SAN FRANCISCO (CBS SF) -- A work crew has uncovered a long-lost tombstone buried deep beneath a home's underground garage in San Francisco's Laurel Heights neighborhood.

The Lowe's Electrical crew was ripping up the floor of the garage to put in new power lines when their work grounded to a halt as they thought they had hit a large rock.

"We thought it was maybe a rock, but oh, it has a letter on it and we realize it's marble and not regular rock," said worker Jashua Rivera. "So I uncovered a little bit and there was some writing and realized it was a tombstone and got creeped out a little bit."

It not the first time a work crew has made such an eerie discovery. In May 2016, a crew working on a home renovation project near Lone Mountain in San Francisco uncovered the coffin of a young girl that was buried in the 1800s.

After months of intensive work, the body was identified as that of Edith Howard Cook who died in 1876 and was reburied in a local cemetery.
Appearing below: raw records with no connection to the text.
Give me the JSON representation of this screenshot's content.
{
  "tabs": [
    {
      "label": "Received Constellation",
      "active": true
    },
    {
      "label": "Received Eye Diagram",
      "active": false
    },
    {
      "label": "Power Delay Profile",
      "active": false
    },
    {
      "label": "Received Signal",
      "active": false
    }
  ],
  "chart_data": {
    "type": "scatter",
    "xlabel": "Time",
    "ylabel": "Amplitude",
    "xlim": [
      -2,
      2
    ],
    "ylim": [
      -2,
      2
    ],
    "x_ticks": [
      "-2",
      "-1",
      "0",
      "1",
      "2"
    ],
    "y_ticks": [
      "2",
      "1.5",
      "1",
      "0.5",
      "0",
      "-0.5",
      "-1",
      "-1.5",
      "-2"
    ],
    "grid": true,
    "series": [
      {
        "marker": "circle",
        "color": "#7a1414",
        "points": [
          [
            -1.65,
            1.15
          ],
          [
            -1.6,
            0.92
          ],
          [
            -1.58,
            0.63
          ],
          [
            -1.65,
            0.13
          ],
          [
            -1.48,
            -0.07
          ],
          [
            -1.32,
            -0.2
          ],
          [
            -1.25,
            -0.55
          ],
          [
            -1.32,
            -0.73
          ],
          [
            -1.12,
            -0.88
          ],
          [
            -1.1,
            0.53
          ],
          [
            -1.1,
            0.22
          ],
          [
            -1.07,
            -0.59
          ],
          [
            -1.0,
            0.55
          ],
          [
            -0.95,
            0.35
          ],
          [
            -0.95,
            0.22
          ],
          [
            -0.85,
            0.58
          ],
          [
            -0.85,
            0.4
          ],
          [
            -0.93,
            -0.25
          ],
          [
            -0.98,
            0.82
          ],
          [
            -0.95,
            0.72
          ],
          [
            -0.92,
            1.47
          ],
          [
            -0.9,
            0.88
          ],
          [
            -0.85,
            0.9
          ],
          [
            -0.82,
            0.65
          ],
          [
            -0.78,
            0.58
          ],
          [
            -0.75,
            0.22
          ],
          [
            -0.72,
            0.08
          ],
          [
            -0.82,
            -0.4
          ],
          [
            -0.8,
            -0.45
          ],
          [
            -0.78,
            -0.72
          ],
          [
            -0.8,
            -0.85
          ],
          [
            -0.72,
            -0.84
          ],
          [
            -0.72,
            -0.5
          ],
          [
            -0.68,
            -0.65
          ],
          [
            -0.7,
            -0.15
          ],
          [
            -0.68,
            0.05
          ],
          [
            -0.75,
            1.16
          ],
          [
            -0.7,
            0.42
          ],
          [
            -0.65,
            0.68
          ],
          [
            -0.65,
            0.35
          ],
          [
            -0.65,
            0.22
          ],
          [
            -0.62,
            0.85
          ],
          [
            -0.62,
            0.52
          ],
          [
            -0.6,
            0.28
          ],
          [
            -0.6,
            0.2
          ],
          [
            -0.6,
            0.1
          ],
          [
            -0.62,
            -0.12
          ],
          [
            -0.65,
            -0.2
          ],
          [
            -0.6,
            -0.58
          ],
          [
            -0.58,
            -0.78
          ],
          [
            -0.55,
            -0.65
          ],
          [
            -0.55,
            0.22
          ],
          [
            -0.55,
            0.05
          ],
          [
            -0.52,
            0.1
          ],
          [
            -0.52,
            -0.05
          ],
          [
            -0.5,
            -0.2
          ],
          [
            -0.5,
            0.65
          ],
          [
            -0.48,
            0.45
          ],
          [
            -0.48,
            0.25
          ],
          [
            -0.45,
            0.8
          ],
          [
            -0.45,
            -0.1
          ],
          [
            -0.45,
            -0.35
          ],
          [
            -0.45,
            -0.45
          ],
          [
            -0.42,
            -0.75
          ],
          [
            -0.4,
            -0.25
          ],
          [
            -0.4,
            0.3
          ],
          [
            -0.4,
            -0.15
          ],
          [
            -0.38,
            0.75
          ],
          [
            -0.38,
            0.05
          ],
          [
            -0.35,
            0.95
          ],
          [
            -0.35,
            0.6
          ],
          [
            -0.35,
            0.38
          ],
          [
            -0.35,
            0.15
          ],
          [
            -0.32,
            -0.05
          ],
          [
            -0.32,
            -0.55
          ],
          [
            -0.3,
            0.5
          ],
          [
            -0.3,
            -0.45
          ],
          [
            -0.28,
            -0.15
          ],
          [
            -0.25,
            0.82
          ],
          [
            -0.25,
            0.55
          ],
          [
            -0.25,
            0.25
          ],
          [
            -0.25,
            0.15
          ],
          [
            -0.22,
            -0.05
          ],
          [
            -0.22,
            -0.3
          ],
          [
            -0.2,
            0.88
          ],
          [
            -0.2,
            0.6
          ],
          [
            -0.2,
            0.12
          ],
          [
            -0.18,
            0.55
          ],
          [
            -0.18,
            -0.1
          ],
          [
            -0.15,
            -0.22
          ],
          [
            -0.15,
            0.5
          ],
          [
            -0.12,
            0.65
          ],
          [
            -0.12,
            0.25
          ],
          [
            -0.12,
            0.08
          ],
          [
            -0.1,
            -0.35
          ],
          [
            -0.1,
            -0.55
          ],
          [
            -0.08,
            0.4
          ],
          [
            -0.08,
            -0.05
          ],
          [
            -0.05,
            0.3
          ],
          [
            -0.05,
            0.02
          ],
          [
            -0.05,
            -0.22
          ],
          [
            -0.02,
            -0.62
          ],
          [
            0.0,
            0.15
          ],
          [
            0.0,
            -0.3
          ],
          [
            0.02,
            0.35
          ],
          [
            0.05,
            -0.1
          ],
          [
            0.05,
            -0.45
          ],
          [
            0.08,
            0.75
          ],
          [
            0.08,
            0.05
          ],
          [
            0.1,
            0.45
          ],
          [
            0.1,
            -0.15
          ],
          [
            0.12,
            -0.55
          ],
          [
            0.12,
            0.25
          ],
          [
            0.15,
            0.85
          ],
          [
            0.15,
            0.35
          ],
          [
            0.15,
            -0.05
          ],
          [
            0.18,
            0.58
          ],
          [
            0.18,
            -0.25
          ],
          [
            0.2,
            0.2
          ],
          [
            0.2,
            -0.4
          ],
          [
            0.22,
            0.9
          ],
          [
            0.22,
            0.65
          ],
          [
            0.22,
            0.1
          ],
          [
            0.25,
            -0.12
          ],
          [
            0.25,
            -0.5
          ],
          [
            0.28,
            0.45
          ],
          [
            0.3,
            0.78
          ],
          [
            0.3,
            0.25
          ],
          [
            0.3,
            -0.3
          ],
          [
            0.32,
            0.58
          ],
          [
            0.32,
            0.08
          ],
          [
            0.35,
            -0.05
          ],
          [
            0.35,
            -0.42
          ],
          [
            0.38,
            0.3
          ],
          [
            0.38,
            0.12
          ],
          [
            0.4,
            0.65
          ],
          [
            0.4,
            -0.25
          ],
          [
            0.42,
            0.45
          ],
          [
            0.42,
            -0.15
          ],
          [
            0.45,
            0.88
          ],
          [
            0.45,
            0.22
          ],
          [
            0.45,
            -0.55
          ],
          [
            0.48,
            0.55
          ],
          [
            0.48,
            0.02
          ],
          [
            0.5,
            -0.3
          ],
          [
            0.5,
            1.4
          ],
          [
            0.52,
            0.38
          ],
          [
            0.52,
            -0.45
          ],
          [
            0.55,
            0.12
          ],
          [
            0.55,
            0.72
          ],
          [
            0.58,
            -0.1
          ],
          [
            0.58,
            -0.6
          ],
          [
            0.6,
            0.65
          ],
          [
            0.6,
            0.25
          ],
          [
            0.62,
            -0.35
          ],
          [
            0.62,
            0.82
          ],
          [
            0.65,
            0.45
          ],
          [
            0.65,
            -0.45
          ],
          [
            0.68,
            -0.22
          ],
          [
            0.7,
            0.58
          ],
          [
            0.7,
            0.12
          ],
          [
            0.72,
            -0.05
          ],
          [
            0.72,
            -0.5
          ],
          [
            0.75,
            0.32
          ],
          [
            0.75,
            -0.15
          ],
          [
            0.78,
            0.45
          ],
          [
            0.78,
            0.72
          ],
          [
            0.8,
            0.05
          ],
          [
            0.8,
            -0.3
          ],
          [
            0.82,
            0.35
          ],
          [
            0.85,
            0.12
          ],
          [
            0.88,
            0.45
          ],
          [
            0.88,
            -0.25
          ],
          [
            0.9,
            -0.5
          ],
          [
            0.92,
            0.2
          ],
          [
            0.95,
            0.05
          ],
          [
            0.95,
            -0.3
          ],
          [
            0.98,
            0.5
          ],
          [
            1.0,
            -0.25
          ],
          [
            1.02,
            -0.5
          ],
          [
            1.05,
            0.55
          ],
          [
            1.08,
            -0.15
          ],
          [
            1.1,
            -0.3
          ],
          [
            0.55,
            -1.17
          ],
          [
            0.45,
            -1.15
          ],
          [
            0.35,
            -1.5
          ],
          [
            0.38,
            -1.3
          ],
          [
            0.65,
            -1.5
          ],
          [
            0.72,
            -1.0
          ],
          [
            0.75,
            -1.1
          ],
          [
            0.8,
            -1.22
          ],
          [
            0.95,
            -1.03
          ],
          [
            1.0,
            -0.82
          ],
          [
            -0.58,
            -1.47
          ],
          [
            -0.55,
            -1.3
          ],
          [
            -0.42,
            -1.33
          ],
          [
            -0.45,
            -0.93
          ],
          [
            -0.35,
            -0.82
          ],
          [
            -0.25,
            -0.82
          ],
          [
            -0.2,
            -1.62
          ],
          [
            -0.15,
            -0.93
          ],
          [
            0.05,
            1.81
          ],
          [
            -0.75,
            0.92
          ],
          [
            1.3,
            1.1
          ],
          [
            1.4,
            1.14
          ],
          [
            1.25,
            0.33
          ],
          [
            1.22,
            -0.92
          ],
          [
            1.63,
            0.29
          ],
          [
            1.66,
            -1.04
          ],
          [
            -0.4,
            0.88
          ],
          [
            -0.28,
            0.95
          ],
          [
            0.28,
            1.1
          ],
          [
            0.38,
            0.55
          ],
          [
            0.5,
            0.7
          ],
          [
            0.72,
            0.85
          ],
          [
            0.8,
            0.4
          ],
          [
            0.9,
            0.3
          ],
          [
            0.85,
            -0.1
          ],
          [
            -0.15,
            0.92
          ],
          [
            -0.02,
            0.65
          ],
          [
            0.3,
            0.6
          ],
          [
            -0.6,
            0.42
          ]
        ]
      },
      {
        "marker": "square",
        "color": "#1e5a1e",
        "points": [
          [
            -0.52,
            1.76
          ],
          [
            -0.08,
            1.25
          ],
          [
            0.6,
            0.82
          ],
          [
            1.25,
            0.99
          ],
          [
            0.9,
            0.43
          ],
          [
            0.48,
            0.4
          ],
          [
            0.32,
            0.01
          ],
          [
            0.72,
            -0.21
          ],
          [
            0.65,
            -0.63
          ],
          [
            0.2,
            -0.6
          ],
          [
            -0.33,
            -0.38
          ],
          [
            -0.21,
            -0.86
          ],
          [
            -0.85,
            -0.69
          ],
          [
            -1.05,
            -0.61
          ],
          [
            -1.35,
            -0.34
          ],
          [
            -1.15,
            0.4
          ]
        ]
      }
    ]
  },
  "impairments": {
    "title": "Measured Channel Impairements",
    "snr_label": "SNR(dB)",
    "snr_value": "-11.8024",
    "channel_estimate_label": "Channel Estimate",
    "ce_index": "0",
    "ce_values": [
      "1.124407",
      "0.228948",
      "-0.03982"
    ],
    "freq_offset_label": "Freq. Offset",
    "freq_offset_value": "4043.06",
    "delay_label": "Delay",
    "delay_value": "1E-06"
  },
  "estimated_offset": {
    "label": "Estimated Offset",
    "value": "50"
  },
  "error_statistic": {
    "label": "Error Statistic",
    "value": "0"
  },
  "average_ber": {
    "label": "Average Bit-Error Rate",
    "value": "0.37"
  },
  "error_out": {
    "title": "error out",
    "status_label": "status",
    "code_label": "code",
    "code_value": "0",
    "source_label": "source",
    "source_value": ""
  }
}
However, the newest discovery still has the construction crew a bit unnerved.

"Some of them (the work crew) even ran for the street," said fellow worker Daniel McCluskey of the discovery.

Frank Graziano said the tombstone was a grave marker for a man named Charlie Cooper, who came to San Francisco from Germany.

"That is a old, old tombstone," Graziano said. "I have never ran into anything like this. I've found old fishing gear and stuff...A whole family is on the side of this - the mother, the father and they had lost a child after 13 days."

But unlike the discovery on nearby Lone Mountain, the crew did not locate any bodies.

The area used to be home to the Laurel Heights cemetery, but as San Francisco grew the remains were relocated in cemeteries in Colma.

Some of the tombstones were not moved and used in construction projects in the neighborhood.

While there was no need to relocate remains this time, the work crew would like to find where Charles Cooper and his family was reburied and place the tombstone there.

"We can bring some kind of peace to whoever was here, because I'm sure they didn't want their tombstone thrown over and just buried," said Graziano. "I wouldn't want mine."